Coming from San Diego, Michael and I are used to crossing the border south into a new country, but now instead of Mexico we have the tiny country of Singapore on the other side. Just an hour’s flight away, we booked a quick weekend trip to the little red dot and I was eager to find out why Malaysia is often referred as the “red-headed step child” of Singapore. Upon stepping off the plane, I immediately noticed three major differences:
1) Singapore is REALLY clean. The public restrooms are heavenly (especially coming from Malaysia which I’m sorry to say has the worst public restrooms I have ever experienced).
2) Singapore is REALLY expensive. $18 for a beer?!
3) Singapore is REALLY strict with their rules. Within two minutes of exiting the plane we were yelled at by a security guard to move to a “designated section for standing”. There’s also a hefty fine for eating or drinking on the train, and it’s illegal for shops to sell chewing gum. Malaysia is a bit more of a free-for-all when it comes to rules, which I have come to appreciate after this trip.
First stop on the itinerary was the newly opened, 24-hour Hello Kitty cafe located within Singapore’s airport (which is the #1 airport in the world, by the way). A long-time Hello Kitty fan, I had very high expectations of this magical place, which unfortunately were not even close to being met. Not only did we have to wait in line for over any hour to even be seated, but the majority of the menu was unavailable (including the ONLY vegetarian option), and we had to wait another 45 minutes to get our coffee. I understand that the grand opening was just a few days before our visit, but come on! At least my Hello Kitty cappuccino art made for a good Instagram post so the experience wasn’t a complete waste.

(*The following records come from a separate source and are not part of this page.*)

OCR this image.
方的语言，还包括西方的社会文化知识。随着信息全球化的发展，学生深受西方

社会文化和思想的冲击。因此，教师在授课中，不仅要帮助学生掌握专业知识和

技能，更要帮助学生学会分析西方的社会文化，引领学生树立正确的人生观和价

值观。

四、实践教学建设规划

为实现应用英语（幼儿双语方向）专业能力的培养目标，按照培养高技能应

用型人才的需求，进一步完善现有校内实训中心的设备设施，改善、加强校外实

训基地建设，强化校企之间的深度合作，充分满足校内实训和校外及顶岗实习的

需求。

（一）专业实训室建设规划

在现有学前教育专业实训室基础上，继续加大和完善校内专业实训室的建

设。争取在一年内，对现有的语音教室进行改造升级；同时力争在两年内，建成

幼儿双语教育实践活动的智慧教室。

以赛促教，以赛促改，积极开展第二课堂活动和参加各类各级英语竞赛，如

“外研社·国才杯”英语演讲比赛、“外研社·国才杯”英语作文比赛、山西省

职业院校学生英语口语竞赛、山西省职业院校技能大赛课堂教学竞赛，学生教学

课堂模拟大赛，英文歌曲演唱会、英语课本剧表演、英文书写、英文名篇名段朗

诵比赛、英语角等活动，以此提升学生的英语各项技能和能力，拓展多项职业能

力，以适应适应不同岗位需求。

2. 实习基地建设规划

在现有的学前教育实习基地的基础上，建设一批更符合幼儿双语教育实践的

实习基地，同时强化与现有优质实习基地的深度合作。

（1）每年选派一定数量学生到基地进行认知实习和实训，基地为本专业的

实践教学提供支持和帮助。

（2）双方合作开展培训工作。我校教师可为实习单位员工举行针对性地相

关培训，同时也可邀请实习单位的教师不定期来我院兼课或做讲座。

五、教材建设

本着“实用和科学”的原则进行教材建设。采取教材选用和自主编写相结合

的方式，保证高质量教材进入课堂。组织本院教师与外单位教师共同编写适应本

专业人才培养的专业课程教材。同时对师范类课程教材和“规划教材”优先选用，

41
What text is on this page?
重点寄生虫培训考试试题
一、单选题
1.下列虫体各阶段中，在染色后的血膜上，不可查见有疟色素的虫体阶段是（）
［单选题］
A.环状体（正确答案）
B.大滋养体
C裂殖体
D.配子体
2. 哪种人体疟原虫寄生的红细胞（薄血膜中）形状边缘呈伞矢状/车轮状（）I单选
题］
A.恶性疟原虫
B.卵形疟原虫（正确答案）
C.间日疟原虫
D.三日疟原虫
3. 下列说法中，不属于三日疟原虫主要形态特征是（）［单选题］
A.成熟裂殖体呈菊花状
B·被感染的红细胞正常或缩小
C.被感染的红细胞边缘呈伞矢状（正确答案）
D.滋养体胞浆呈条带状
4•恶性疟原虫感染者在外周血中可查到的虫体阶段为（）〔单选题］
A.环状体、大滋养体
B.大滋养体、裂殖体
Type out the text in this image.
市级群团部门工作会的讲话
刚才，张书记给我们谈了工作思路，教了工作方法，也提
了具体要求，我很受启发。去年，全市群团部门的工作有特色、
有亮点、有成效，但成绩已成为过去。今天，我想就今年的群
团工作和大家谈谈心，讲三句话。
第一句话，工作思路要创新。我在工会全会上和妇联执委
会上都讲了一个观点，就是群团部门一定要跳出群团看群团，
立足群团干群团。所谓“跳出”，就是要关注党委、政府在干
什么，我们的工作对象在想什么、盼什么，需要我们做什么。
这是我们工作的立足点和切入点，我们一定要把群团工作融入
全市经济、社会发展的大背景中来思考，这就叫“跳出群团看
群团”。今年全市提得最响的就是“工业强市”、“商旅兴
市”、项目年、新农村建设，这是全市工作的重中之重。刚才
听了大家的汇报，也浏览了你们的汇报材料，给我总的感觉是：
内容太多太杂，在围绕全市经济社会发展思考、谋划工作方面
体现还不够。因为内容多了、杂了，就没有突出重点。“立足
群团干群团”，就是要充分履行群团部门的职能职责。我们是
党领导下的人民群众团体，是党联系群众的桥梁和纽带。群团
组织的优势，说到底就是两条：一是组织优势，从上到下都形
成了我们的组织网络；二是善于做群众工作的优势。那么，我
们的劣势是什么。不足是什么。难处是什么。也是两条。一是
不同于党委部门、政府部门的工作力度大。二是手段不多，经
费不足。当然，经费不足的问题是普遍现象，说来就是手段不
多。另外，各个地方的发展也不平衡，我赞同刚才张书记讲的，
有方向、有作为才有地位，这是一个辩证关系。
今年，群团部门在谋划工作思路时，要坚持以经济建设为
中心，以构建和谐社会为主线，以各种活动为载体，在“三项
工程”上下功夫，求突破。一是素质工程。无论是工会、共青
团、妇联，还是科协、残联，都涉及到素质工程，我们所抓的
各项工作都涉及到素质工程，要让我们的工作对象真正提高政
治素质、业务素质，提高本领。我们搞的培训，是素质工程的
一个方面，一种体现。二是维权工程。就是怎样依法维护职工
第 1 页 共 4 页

After checking into our hotel, we headed to China Town to check a major item off Michael’s bucket list: fish spa. We wanted to try this during a trip to San Francisco last summer, but discovered that fish spa is now illegal in the states for sanitary reasons (ha). I didn’t exactly mentally prepare for fish spa, and I came to this realization just as I was about to submerge my feet into a tank full of fish imported from Turkey. “Take a deep breath,” the fish spa dude told me before pulling my feet into the tank. The fish attacked my feet and there are NO WORDS to describe how much this tickled. These fish weren’t little guys either, they had to have been 2-3 inches long. I was able to hold myself together despite the tickling, but Michael was a different story. He definitely made a scene. After an hour of being tortured fish spa, I can honestly say that my feet have never felt smoother. I guess it’s not just a gimmick after all!
We spent the rest of the day exploring the city, stopping to snap some pics at the famous Marina Bay Sands (aka best place in Singapore for watching Asians take ridiculous selfies). We also saw the famous Raffles Hotel where my mom went over 30 years ago!
The next day, Michael was thrilled to try out Wavehouse, a man-made barrel wave you can “surf”. Wavehouse is located on Singapore’s Sentosa Island, which required taking an insanely high cable car not unlike the terrifying Langkawi cable car. Sentosa, which is the malay word for “peace & tranquility”, is a stunningly beautiful island surrounded by gorgeous turquoise waters, and home to literally every type of attraction you could ever imagine: Universal Studios, indoor skydiving, beach clubs, Segway tours, Madame Tussauds, trapeze, I could go on. The tagline for the island is actually “The State of Fun” and it definitely lives up to that. I had a blast watching people wipeout on the wave at Wavehouse (Michael included), exploring the island, swimming in ridiculously warm water, and eating coconut ice cream. We also made it to the southernmost tip of mainland Southeast Asia, and saw a 5-foot long lizard that could have easily passed for one of Khaleesi’s dragons.
My only gripe with Singapore is that it was easy. Too easy. Not only is it outrageously clean, but it’s extremely organized and efficient. Why is that a bad thing? It’s not necessarily, but to me the most fun thing about traveling in a foreign country is when things go wrong, when you get lost and have to figure things out. That’s ultimately what makes you stronger and more independent. At the end of the trip, I was excited to get back to good ‘ole KL. We may not have Singapore’s clean tap water, sparkling bathrooms, and efficient public transportation system, but everyday here I am faced with a new challenge, which is the best thing a city can offer.